Desde setembro do ano passado, 2023, cerca de 90 cidades do Rio Grande do Sul foram alagadas três vezes. As enchentes ocorreram nos meses de setembro e novembro de 2023 e agora, em maio de 2024. Muçum, no Vale do Rio Taquari, foi uma das atingidas pelas três tragédias e, segundo um funcionário da Caixa, possivelmente não se reerguerá da mesma forma que existiu até então.
J., como será chamado o empregado da Caixa que concedeu uma entrevista ao Comitê Popular de Luta em Defesa da Caixa na manhã do dia 8 de maio, relata a desesperança frente a tantas perdas e a necessidade de uma mudança drástica no modo de vida de todos para combater a crise climática.
A tragédia na Caixa e a Caixa na tragédia
Conforme conta J., desde a primeira enchente a situação na Caixa mudou drasticamente. Com a inundação total da agência, os empregados foram realocados em uma sala pequena, “Em um espaço que caberiam quatro pessoas, 50 trabalhavam. Não havia refeitório e a situação do banheiro era bastante inadequada”.
Contudo, a estrutura foi a única disponível na cidade. E, ficou cheia graças a solidariedade de empregados de todo o País, que voluntariamente se deslocaram para atender à tragédia.
“Os colegas tinham que ter um psicológico forte, e trabalhavam também como terapeutas”, relembra. Conforme explicou J., em setembro de 2023 cerca de 80% da cidade foi alagada, resultando em 25 mortes. “Em uma cidade de 4 mil habitantes, 25 mortes têm um impacto muito forte”. As outras enchentes subsequentes, acrescentaram ainda mais destruição, mais medo e mais dor. “As pessoas vinham à Caixa dizendo: acabei de perder o bem que adquiri em setembro (na última enchente) e só paguei duas parcelas”, além da imensa tristeza em contar coisas como: “Perdi meu filho, perdi meu marido”.
Cada empregada e empregado da Caixa que se voluntariou a atender em Muçum foi responsável por conseguir a liberação rápida de seguros residenciais, empresariais e habitacionais. Segundo J., esse dinheiro foi o maior responsável pela reconstrução da cidade após setembro, após novembro e, muito provavelmente agora, após a água baixar depois da tragédia de maio.
Os voluntários e voluntárias ainda agiram com a maior rapidez possível na liberação do FGTS e de outros benefícios possíveis quando estados e municípios decretam estado de emergência e calamidade pública. “Alguns desses funcionários inclusive ajudaram as prefeituras nos trâmites burocráticos para a decretação dos estados de emergência e calamidade”, ressalta.

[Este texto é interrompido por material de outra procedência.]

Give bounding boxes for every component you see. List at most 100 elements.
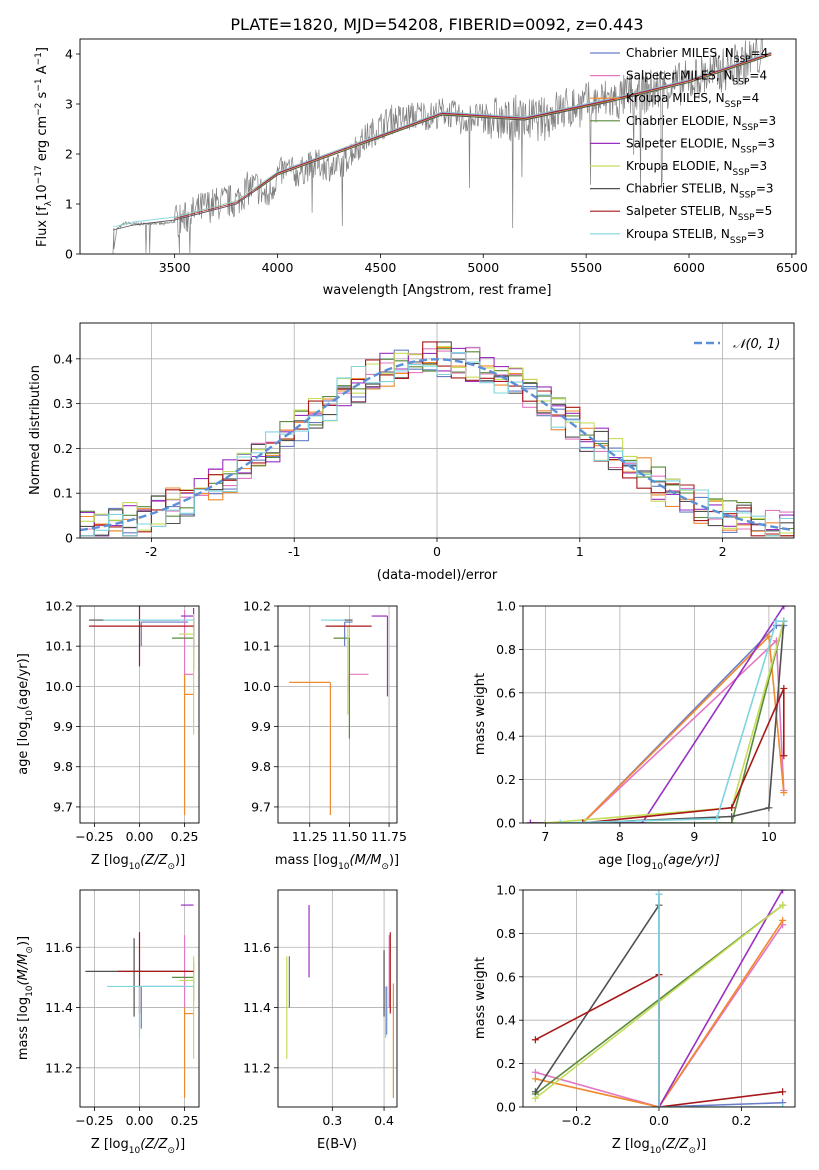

Mudanças climáticas exigem mudanças em todos os aspectos da vida
Estudos apontam a necessidade de mudar de lugar cidades inteiras no Rio Grande do Sul. Três alagamentos em menos de oito meses mostram que certos lugares não serão mais seguros para a vida urbana.

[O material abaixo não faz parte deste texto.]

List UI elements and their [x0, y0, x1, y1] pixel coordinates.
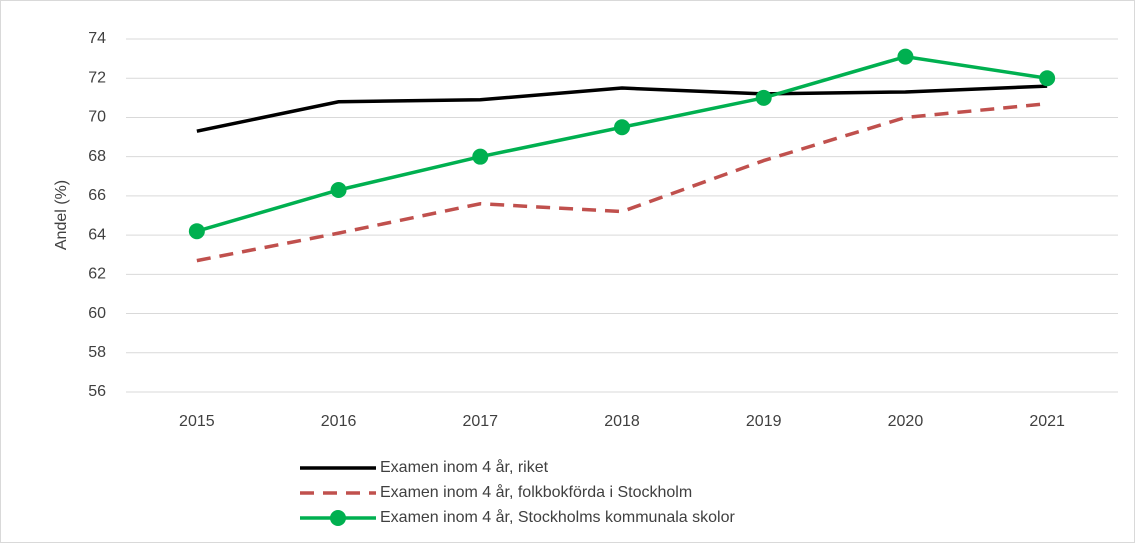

À BBC, o ecólogo Marcelo Dutra da Silva, doutor em ciências e professor de Ecologia na Universidade Federal do Rio Grande (FURG), afirmou: “Não adianta querer reconstruir tudo o que foi destruído nesse evento de agora tentando fazer como era antes. Isso já não dá mais”.
Após três enchentes em menos de 8 meses, J. concorda. O poder público não deve seguir investindo na recriação de estruturas nos mesmos moldes que havia antes. Opinião que complementa a visão do ecólogo Marcelo Dutra da Silva: “Cidades inteiras vão ter que mudar de lugar. É preciso afastar as infraestruturas urbanas desses ambientes de maior risco, que são as áreas mais baixas, planas e úmidas, as áreas de encostas, às margens de rios e as cidades que estão dentro de vales”, disse à BBC.